Merrin stands before the towering statue of Pazuzu. The demon fills the frame, dwarfing the aging priest beneath it. Judging by the expression on Merrin's face, he seems to understand exactly what awaits him. There is no illusion of triumph. No certainty that he will survive.

He goes anyway.

That single decision tells us more about Merrin than any sermon ever could.

Before the exorcism even begins, Friedkin quietly reminds us that Merrin is not a symbol of perfection, but a man. Chris offers him a drink.

"I know that I shouldn't," Merrin replies with a faint smile. "But my will is weak."

It is one of the film's most revealing moments.

Merrin does not present himself as spiritually invincible. He admits weakness with disarming honesty. Friedkin refuses to place him above ordinary human frailty. Instead, he shows us an aging man whose body is failing, whose will is imperfect, and who nevertheless answers when another human being needs him.

He walks toward suffering not because he believes himself incapable of fear, but because another person's suffering has asked something of him.

Perhaps that is Friedkin's deepest understanding of courage.

Courage is not the absence of weakness.

It is the quiet decision that another person's need matters more than our own fear.

By the time the exorcism reaches its conclusion, Friedkin has quietly shown us four different responses to suffering.

Father Dyer remains beside his grieving friend.

Chris refuses to abandon her daughter.

Karras answers despite doubt.

Merrin answers despite weakness.

None of them eliminate suffering.

None of them fully understand it.

None of them are spared by it.

Yet each refuses to let another person endure it alone.

That is what I find so enduring about The Exorcist. For all its unforgettable images of spinning heads, blasphemy, and demonic possession, the film ultimately remembers something much quieter.

Evil may be extraordinary.

Responsibility is almost always ordinary.

It is through those ordinary acts of compassion, fidelity, and sacrifice that Friedkin reveals something enduring about what it means to be human. The demon may command our attention, but it never earns the film's deepest admiration. That belongs instead to the people who continue answering another person's suffering, even when they cannot fully understand it, explain it, or overcome it.

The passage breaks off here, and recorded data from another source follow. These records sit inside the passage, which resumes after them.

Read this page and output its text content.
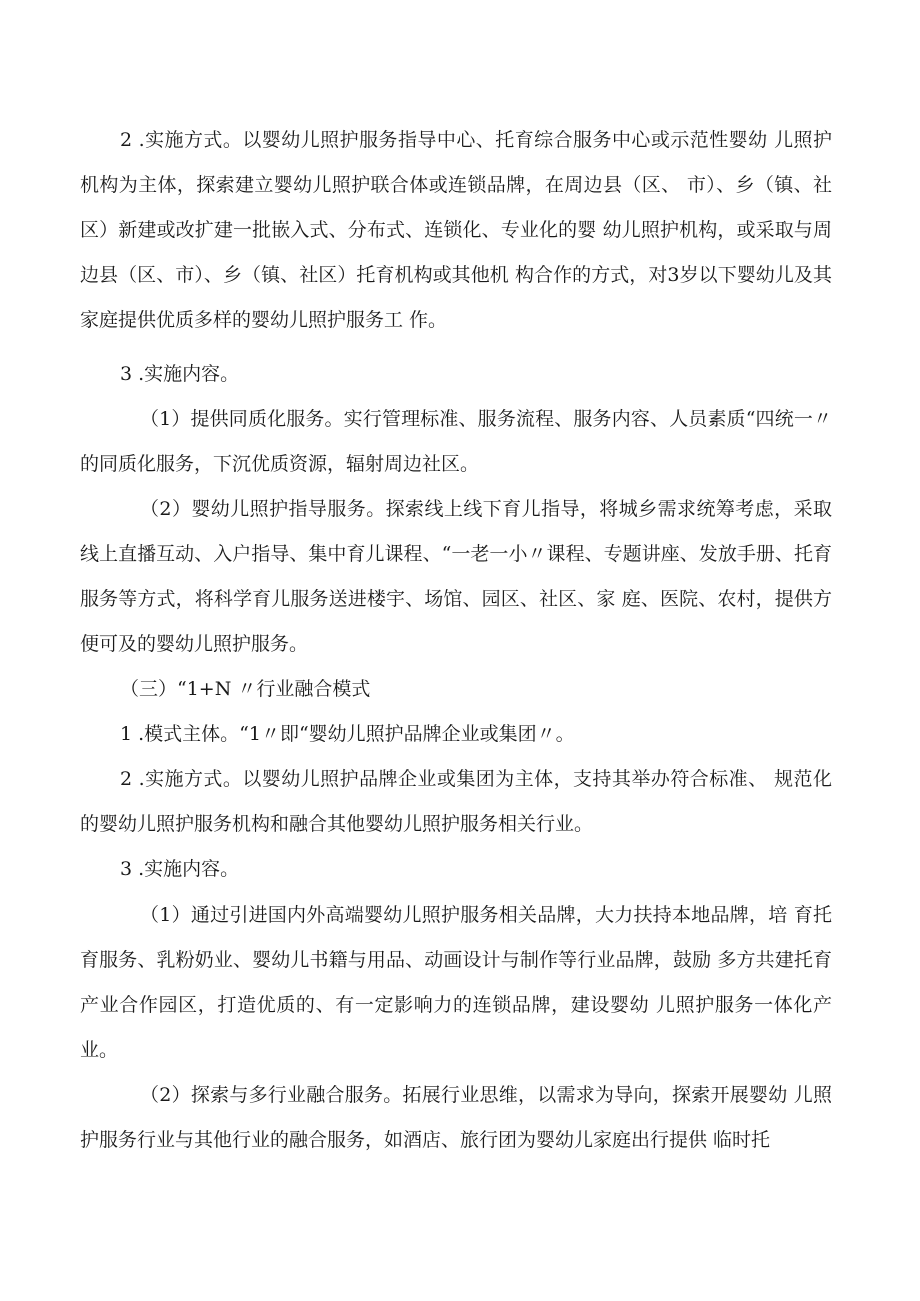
2 .实施方式。以婴幼儿照护服务指导中心、托育综合服务中心或示范性婴幼 儿照护机构为主体，探索建立婴幼儿照护联合体或连锁品牌，在周边县（区、 市）、乡（镇、社区）新建或改扩建一批嵌入式、分布式、连锁化、专业化的婴 幼儿照护机构，或采取与周边县（区、市）、乡（镇、社区）托育机构或其他机 构合作的方式，对3岁以下婴幼儿及其家庭提供优质多样的婴幼儿照护服务工 作。

3 .实施内容。

（1）提供同质化服务。实行管理标准、服务流程、服务内容、人员素质“四统一〃的同质化服务，下沉优质资源，辐射周边社区。

（2）婴幼儿照护指导服务。探索线上线下育儿指导，将城乡需求统筹考虑，采取线上直播互动、入户指导、集中育儿课程、“一老一小〃课程、专题讲座、发放手册、托育服务等方式，将科学育儿服务送进楼宇、场馆、园区、社区、家 庭、医院、农村，提供方便可及的婴幼儿照护服务。

（三）“1+N 〃行业融合模式

1 .模式主体。“1〃即“婴幼儿照护品牌企业或集团〃。

2 .实施方式。以婴幼儿照护品牌企业或集团为主体，支持其举办符合标准、 规范化的婴幼儿照护服务机构和融合其他婴幼儿照护服务相关行业。

3 .实施内容。

（1）通过引进国内外高端婴幼儿照护服务相关品牌，大力扶持本地品牌，培 育托育服务、乳粉奶业、婴幼儿书籍与用品、动画设计与制作等行业品牌，鼓励 多方共建托育产业合作园区，打造优质的、有一定影响力的连锁品牌，建设婴幼 儿照护服务一体化产业。

（2）探索与多行业融合服务。拓展行业思维，以需求为导向，探索开展婴幼 儿照护服务行业与其他行业的融合服务，如酒店、旅行团为婴幼儿家庭出行提供 临时托
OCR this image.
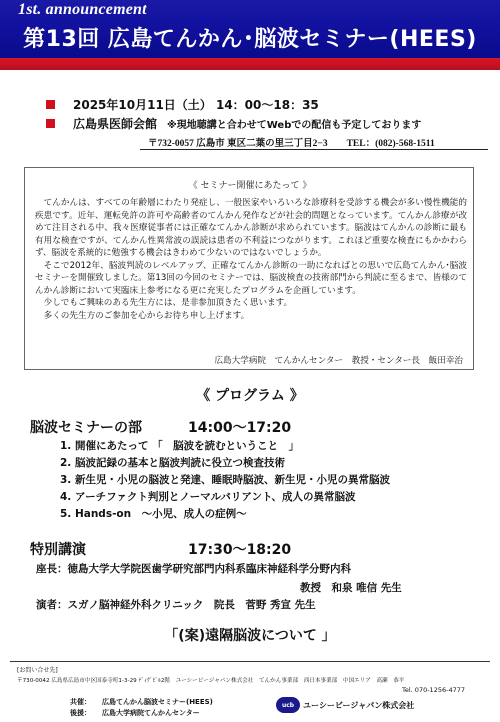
1st. announcement
第13回 広島てんかん･脳波セミナー(HEES)
2025年10月11日（土） 14：00～18：35
広島県医師会館 ※現地聴講と合わせてWebでの配信も予定しております
〒732-0057 広島市 東区二葉の里三丁目2−3　　TEL：(082)-568-1511
《 セミナー開催にあたって 》

てんかんは、すべての年齢層にわたり発症し、一般医家やいろいろな診療科を受診する機会が多い慢性機能的疾患です。近年、運転免許の許可や高齢者のてんかん発作などが社会的問題となっています。てんかん診療が改めて注目される中、我々医療従事者には正確なてんかん診断が求められています。脳波はてんかんの診断に最も有用な検査ですが、てんかん性異常波の誤読は患者の不利益につながります。これほど重要な検査にもかかわらず、脳波を系統的に勉強する機会はきわめて少ないのではないでしょうか。

そこで2012年、脳波判読のレベルアップ、正確なてんかん診断の一助になればとの思いで広島てんかん･脳波セミナーを開催致しました。第13回の今回のセミナーでは、脳波検査の技術部門から判読に至るまで、皆様のてんかん診断において実臨床上参考になる更に充実したプログラムを企画しています。

少しでもご興味のある先生方には、是非参加頂きたく思います。

多くの先生方のご参加を心からお待ち申し上げます。

広島大学病院　てんかんセンター　教授・センター長　飯田幸治
《 プログラム 》
脳波セミナーの部	14:00～17:20
1. 開催にあたって 「　脳波を読むということ　」
2. 脳波記録の基本と脳波判読に役立つ検査技術
3. 新生児・小児の脳波と発達、睡眠時脳波、新生児・小児の異常脳波
4. アーチファクト判別とノーマルバリアント、成人の異常脳波
5. Hands-on　～小児、成人の症例～
特別講演	17:30～18:20
座長：徳島大学大学院医歯学研究部門内科系臨床神経科学分野内科
教授　和泉 唯信 先生
演者：スガノ脳神経外科クリニック　院長　菅野 秀宣 先生
「(案)遠隔脳波について 」
[お問い合せ先]
〒730-0042 広島県広島市中区国泰寺町1-3-29 ﾃﾞｨｸﾞﾋﾞﾙ2階　ユーシービージャパン株式会社　てんかん事業部　西日本事業部　中国エリア　高瀬　恭平
Tel. 070-1256-4777
共催： 広島てんかん脳波セミナー(HEES)
後援： 広島大学病院てんかんセンター
ucb	ユーシービージャパン株式会社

Watching The Exorcist today, I no longer believe its lasting power comes from its ability to frighten audiences. Horror films have become louder, bloodier, and more technically sophisticated. Friedkin's film endures because it understands something far more enduring than fear.

Suffering will always exist.

Grief will always exist.

Doubt will always exist.

So, too, will opportunities to answer another person's suffering.

Friedkin never promises that evil can always be defeated. Instead, he offers something both humbler and more demanding: our humanity is revealed by how we respond when another person's suffering asks something of us.

The film's final image belongs not to Father Karras, but to Father Dyer.

He stands alone at the top of the Georgetown steps, looking down toward the place where his friend gave his life only moments before. His expression is contemplative, but impossible to fully read. Friedkin refuses to tell us what Dyer is thinking.

Instead, he leaves us with the silence.

Karras has made his choice.

Merrin has made his choice.

Chris has made hers.

Now the question belongs to Dyer.

And quietly...

to us.

Editor's Reflection

What continues to move me about The Exorcist is not its supernatural spectacle, but its extraordinary confidence in the quiet moments between people. Friedkin understood that horror means very little if we do not first believe in the humanity of those experiencing it.

Fear eventually fades.

Shock eventually fades.

Yet the quiet moments remain.

A friend refusing to leave another alone in grief.

An exhausted priest answering a desperate mother's question.

An aging man walking toward a battle he may not survive.

A mother refusing to leave her daughter's side.

Perhaps that is why The Exorcist continues to endure.